The night my grandmother died I had shed exactly two tears. The phone had rung at three in the morning and even if no one had picked it up, we would have understood. My mom had flown to Colombia the week before and had decided to leave us behind with Dad to “avoid another tragedy.” Phone calls were expensive, used only on an emergency basis and guaranteed to leave a sting. My dad stumbled across the apartment in his pajamas to answer it, and for a few, short minutes there was the faint, distant sound of sobbing and his deep voice saying, “I’m so sorry” over and over again.
When I heard the phone click, the first tear showed itself. I closed my eyes and pictured myself standing rigid next to the kitchen phone, coiling the wire through my fingers, sweating, struggling to communicate after Mom had thrown the phone to my ear to say hello to my grandmother.
“Hola, Abuela.” I would say.
“¡Hola, mija!” she would respond.
Every conversation began the same and ended almost immediately with her asking God to bless me. I could barely speak Spanish and worried that she could feel my nervousness and confusion through the receiver. I plowed through my memory, trying to remember our last phone conversation but somehow, the instant replays of words and the sound of her voice had become, like her, a ghost. My tongue hadn’t untied, it hadn’t yet learned the words to ask her about her day, what she liked to do, how her hummingbirds were, who she had been and who she was.

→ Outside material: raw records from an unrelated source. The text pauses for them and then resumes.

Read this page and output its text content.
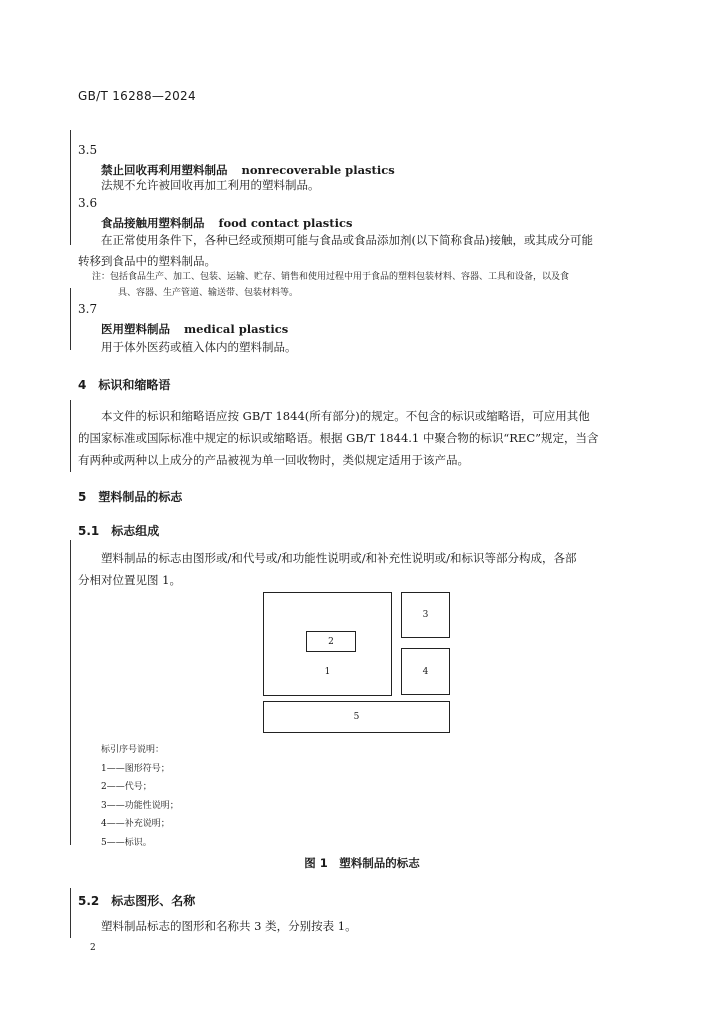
GB/T 16288—2024
3.5
禁止回收再利用塑料制品 nonrecoverable plastics
法规不允许被回收再加工利用的塑料制品。
3.6
食品接触用塑料制品 food contact plastics
在正常使用条件下，各种已经或预期可能与食品或食品添加剂(以下简称食品)接触，或其成分可能
转移到食品中的塑料制品。
注：包括食品生产、加工、包装、运输、贮存、销售和使用过程中用于食品的塑料包装材料、容器、工具和设备，以及食
具、容器、生产管道、输送带、包装材料等。
3.7
医用塑料制品 medical plastics
用于体外医药或植入体内的塑料制品。
4　标识和缩略语
本文件的标识和缩略语应按 GB/T 1844(所有部分)的规定。不包含的标识或缩略语，可应用其他
的国家标准或国际标准中规定的标识或缩略语。根据 GB/T 1844.1 中聚合物的标识“REC”规定，当含
有两种或两种以上成分的产品被视为单一回收物时，类似规定适用于该产品。
5　塑料制品的标志
5.1　标志组成
塑料制品的标志由图形或/和代号或/和功能性说明或/和补充性说明或/和标识等部分构成，各部
分相对位置见图 1。
1
2
3
4
5
标引序号说明：
1——图形符号；
2——代号；
3——功能性说明；
4——补充说明；
5——标识。
图 1　塑料制品的标志
5.2　标志图形、名称
塑料制品标志的图形和名称共 3 类，分别按表 1。
2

On his way back, Dad crossed through our room, stopped at the foot of our beds and said, “Girls, Lourdes died.” We were both wide-awake in our pitch-black room but neither of us said a word. It was then that the final tear, fat and full of salt, rolled out from the corner of my eye. A newly orphaned woman, eyes puffy and swollen, had just finished using the phone in a hospital hallway somewhere in Colombia. Her life had just been changed forever. Her daughters laid in their comfortable beds, somewhere in the United States, eyes dry. Who would console her?